JAKARTA, Fraksigerindra.id — Komisi V DPR RI menyoroti proyek pelebaran Bandara Sultan Hasanuddin yang pembangunan belum juga selesai sampai saat ini. Wakil Ketua Komisi V DPR RI Andi Iwan Darmawan Aras bahkan secara tegas menyatakan bahwa Angkasa Pura I jangan segan-segan untuk memutus kontrak PT Wika sebagai pihak konstruksi rekanan apabila tidak mampu menyelesaikan proyek tersebut.

“Sebenarnya kami meminta kepada Angkasa Pura apabila tidak ada keseriusan dari pihak PT Wika untuk menyelesaikan kegiatan ini (proyek pelebaran Bandara Sultan Hasanuddin). Sebaiknya mengambil langkah tegas untuk melakukan pemutusan kontrak dengan PT Wika,” kata Iwan Aras, usai memimpin Kunjungan Kerja Komisi V di Makassar, Sulawesi Selatan, Rabu, (6/12/2023).

Politisi Fraksi Partai Gerindra ini menilai masih banyak pihak kontraktor lain yang dinilai cukup capable untuk mampu menyelesaikan proyek pelebaran Bandara Sultan Hasanuddin. “Kami terus terang di Makassar ini, sudah merasa dianaktirikan. Dengan 10 bandara yang Angkasa Pura kelola kemarin pembangunannya, Kota Makassar ini, Provinsi Sulawesi Selatan ini satu-satunya bandara yang tidak diselesaikan sampai saat ini,” selorohnya.

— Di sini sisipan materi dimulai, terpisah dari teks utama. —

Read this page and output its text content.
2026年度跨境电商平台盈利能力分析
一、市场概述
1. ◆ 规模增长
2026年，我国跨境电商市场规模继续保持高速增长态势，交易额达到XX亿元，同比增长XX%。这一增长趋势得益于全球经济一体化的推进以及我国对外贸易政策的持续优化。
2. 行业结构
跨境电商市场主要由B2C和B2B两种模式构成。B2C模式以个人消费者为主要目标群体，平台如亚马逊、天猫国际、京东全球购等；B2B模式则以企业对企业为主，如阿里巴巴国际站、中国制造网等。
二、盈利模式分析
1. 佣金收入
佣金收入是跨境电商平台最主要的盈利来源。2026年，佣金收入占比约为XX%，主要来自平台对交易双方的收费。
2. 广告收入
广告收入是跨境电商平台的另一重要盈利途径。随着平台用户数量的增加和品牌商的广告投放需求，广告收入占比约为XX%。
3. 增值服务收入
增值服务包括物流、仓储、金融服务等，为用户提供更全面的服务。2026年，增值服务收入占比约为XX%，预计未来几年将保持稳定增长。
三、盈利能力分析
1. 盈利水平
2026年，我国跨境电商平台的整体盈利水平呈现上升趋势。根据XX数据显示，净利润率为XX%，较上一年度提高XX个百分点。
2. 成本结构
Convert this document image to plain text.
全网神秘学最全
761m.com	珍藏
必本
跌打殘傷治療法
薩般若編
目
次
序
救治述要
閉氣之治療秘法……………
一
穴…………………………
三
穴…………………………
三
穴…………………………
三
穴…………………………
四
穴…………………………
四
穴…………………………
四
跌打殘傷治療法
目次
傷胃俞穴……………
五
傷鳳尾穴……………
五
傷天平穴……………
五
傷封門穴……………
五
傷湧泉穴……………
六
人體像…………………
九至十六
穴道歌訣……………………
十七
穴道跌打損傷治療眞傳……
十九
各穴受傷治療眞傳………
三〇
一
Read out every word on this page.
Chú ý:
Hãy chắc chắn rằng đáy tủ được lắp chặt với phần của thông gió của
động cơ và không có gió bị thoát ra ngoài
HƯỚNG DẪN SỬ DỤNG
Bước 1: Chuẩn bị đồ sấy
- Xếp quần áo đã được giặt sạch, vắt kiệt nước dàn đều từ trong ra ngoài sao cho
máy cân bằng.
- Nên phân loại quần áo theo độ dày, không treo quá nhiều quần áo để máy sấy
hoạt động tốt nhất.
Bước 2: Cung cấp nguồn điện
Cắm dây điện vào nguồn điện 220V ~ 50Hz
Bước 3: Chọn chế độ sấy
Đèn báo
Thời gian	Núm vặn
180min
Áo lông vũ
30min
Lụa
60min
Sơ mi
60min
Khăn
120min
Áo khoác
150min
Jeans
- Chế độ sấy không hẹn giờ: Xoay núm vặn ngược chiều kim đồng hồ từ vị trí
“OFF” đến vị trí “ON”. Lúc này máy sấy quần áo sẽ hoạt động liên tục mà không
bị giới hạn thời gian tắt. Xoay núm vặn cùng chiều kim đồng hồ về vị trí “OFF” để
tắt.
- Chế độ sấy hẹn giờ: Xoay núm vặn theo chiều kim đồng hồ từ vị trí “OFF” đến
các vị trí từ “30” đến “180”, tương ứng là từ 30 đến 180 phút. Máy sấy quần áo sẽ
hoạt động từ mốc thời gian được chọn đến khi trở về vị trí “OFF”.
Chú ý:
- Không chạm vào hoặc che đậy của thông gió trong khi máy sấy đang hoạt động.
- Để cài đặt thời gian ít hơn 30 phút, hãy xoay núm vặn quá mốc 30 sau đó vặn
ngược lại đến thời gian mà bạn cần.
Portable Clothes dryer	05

Diketahui, proyek penambahan kapasitas bandara ini sudah digarap sejak 2019 dan ditargetkan rampung tahun 2021. Namun hingga Desember 2023 proyek pelebaran Bandara Sultan Hasanuddin belum juga rampung. Proyek ini juga sudah melalui tiga kali addendum, dengan target terbaru penyelesaiannya adalah Desember 2024.

“Sehingga tentunya ini bukan barang baru, kita sudah menyampaikan sejak tahun 2021, Alhamdulillah sekarang 2023 Desember, ini masih belum ada perkembangan apa-apa. Oleh karenanya itu, kami meminta kepada Angkasa Pura untuk benar-benar mengambil langkah-langkah konkret agar supaya bandara ini betul-betul dapat terselesaikan,” tegas Legislator Dapil Sulawesi Selatan II ini.

Lebih lanjut, Iwan Aras juga mempertanyakan keputusan dilakukannya addendum untuk ketiga kalinya terhadap proyek pelebaran Bandara Hasanuddin. Menurutnya, tidak ada alasan yang cukup jelas sehingga harus dilakukannya addendum.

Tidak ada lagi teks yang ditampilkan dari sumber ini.